Обмануть судьбу

22
18
20
22
24
26
28
30

– Помоги! Вылечи! Спаси!

Муж раньше уважительно относился к знаниям Аксиньи в целебном деле, шутя звал ее «моя ведунья». Теперь ревновать стал к травам и корешкам. И неспроста. Всю весну и лето с утра уходила она в лес и возвращалась под вечер – в печке томилась еда для мужа, приготовленная спозаранку. Сама Аксинья ела мало, только по необходимости, и под глазами ее залегли тени.

Осень-воровка вновь лишила ее ребенка, утащила саму надежду на родное дитя.

Григорий пытался разбудить в ней былой пыл, нежил, ласкал, возил в город, покупал ткани и кольца. Она становилась прежней, мерила украшения, смеялась, но хватало ее ненадолго.
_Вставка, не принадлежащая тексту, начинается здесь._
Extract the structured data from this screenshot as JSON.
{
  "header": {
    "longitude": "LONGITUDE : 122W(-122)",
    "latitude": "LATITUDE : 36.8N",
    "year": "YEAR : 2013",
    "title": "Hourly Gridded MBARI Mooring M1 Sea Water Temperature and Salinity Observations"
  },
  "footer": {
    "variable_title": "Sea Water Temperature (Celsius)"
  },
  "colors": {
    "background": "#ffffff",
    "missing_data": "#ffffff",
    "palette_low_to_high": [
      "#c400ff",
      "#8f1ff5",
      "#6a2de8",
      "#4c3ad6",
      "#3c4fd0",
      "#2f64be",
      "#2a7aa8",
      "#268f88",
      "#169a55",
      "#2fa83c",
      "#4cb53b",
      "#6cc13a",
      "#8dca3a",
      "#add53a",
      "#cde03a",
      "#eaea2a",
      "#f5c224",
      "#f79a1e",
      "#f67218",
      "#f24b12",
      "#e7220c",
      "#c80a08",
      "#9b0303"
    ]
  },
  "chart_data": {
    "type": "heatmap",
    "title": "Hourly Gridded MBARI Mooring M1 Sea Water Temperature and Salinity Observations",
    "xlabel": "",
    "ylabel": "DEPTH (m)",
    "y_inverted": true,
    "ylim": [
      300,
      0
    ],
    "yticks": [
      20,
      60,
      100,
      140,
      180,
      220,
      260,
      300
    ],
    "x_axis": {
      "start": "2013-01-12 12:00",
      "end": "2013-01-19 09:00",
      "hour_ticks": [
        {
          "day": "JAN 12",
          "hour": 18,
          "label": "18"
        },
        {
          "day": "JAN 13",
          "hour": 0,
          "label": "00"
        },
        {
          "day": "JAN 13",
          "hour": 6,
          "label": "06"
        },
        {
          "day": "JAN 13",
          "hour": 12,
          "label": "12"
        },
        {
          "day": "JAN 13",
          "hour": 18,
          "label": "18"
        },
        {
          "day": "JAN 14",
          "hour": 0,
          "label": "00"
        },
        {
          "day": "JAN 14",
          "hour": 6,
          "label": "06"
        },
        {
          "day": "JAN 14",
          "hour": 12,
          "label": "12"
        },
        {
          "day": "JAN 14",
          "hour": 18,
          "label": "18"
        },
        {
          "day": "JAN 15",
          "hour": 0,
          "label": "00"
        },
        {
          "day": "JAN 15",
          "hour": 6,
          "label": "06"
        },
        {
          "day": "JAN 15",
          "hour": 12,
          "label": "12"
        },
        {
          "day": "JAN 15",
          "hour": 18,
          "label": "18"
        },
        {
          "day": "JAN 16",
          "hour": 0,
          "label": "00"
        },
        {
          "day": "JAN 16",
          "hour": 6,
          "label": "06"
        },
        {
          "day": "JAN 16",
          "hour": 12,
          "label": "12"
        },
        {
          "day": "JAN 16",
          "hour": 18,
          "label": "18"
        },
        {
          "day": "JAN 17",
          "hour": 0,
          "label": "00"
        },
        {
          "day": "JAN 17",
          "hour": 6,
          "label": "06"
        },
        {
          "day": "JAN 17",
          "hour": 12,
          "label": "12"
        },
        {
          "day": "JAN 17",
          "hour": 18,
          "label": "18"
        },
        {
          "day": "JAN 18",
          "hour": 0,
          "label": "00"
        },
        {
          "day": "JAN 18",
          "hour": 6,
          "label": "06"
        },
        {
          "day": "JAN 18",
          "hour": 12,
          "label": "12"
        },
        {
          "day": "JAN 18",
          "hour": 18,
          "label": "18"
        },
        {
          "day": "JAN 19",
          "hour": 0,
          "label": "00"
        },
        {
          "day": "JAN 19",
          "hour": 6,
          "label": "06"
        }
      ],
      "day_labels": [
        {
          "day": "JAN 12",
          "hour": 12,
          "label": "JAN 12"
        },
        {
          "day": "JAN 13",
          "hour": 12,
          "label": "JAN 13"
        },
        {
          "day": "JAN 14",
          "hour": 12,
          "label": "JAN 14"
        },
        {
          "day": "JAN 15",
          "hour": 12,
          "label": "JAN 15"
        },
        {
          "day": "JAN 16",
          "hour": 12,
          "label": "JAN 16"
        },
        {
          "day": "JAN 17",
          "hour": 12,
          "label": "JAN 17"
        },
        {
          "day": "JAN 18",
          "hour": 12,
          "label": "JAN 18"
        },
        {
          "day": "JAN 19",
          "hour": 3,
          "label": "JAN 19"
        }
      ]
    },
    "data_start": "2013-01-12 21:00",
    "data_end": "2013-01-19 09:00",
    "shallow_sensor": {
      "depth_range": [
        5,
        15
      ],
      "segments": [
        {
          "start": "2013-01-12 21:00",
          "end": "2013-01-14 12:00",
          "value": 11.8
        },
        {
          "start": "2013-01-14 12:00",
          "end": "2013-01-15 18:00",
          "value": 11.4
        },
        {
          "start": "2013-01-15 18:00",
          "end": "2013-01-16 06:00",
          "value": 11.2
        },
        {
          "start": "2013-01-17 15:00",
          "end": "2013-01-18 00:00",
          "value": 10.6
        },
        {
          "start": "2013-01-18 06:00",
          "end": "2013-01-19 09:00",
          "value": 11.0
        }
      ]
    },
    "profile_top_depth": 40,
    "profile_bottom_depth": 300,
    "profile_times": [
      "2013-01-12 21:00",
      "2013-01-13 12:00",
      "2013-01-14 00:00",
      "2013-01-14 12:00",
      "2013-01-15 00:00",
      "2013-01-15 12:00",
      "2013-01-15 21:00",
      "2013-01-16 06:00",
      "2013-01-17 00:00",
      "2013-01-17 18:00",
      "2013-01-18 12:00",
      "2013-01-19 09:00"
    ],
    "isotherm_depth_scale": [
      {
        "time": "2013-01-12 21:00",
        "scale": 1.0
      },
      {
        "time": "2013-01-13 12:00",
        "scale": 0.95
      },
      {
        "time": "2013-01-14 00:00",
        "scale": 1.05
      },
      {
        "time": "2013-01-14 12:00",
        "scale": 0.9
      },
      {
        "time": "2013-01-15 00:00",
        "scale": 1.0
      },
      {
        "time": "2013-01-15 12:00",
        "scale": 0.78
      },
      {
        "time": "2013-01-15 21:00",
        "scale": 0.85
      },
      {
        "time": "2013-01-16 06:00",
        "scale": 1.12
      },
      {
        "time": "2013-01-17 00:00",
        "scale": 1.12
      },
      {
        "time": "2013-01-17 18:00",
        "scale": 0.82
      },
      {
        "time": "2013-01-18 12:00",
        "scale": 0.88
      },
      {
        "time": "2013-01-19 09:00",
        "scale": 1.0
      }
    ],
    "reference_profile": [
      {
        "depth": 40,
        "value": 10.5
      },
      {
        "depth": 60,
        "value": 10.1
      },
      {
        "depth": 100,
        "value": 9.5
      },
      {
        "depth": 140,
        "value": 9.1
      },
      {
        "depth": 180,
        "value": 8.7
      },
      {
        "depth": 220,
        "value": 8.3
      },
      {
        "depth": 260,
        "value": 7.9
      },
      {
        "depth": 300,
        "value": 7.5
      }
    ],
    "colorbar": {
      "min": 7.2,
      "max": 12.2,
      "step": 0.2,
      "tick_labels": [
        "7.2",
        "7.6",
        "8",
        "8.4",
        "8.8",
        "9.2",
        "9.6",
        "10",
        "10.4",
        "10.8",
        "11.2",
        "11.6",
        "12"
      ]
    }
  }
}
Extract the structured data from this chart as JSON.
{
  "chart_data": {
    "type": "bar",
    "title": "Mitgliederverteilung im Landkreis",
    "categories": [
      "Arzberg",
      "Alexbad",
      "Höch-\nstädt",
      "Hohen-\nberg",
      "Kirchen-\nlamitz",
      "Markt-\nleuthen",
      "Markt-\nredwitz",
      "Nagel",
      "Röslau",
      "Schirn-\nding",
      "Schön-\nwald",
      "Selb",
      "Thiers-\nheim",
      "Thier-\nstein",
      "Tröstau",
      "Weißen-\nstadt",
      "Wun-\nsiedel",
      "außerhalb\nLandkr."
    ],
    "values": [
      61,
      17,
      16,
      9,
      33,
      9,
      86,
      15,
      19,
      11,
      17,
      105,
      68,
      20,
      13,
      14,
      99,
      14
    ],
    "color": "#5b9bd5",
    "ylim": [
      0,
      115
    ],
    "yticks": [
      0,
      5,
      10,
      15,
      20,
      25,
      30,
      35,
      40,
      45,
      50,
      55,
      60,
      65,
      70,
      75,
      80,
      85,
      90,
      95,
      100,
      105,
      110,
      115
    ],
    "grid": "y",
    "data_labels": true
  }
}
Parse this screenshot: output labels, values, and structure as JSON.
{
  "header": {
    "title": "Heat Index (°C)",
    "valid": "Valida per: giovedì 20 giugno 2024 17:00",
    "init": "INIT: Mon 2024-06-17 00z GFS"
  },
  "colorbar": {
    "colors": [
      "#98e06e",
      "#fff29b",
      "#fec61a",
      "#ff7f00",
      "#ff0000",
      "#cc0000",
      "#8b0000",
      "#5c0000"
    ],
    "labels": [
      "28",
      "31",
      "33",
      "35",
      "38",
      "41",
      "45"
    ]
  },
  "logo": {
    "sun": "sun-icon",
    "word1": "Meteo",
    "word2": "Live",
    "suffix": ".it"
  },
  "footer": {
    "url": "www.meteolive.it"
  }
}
Скоро она уходила мыслями куда-то далеко, и мужу не было туда доступа.

Григорий начал злиться. Его ночная страсть натыкалась на ее холодность и отстраненность. Однажды он в сердцах упрекнул:

– С тобой будто с куклой тряпичной, ни живинки! Я так не могу, – и ушел в ночь.

Вернувшись утром, он молча разделся и ни слова не говоря лег в сенях. Жена даже не спросила, где был, что делал. Не ревновала, не кричала, не ревела. Не раз и не два Григорий приходил под утро, а жена по-прежнему молчала.

Анна не выдержала:

– Нельзя так, Аксиньюшка, надо мужа уважать и обихаживать. А то подберет кто. Баб-то много. Ходишь как замороженная.

– Не могу я, матушка… Что со мной? Холод в сердце…

– Смотри, дочка… Не хотела тебе говорить, берегла. Да зря, видать. Ходят слухи, что Гриша твой за лаской к Марфе бегает. Давно она вокруг него вилась, подолом трясла. Добилась своего. Ты, малахольная, без мужика останешься! Не выходит с детьми – поласковей с мужем будь. Нельзя так.

Слова матери, будто ушат с ледяной водой, подействовали на Аксинью. «Без Гриши засохну с тоски, куда я без него. Он один мое будущее, моя радость и мой свет».

Весь день колдовала Аксинья над пирогами – вышли они пышные на славу. Тесто будто почуяло, что вернулась душа к хозяйке, поднялось, пышное, живое, поползло из миски.

Настой из мяты и душицы заварила, чтобы в бане дух стоял приятный. Новый сарафан из ткани заморской, дорогой надела, бусы жемчужные в три ряда. Села ждать мужа. Долго ждала, уже смеркалось, когда Григорий, весь черный, чумазый, согнувшись в три погибели, зашел в избу.

– Праздник какой? – за обе щеки уминая рыбу, пареные овощи и пироги, с набитым ртом вопрошал он у загадочно улыбающейся жены.

– Да, Гришенька, праздник у нас.

– Для Троицы поздно, для Спаса рано… Сама нарядилась, яствами весь стол уставила…

– Ешь, муж мой яхонтовый, ешь. Я и баньку затопила… Все честь по чести…

Еле отдышавшись после еды, муж отправился в баню.

Она пошла следом, сбросила всю одежду в предбаннике и помедлила минуту.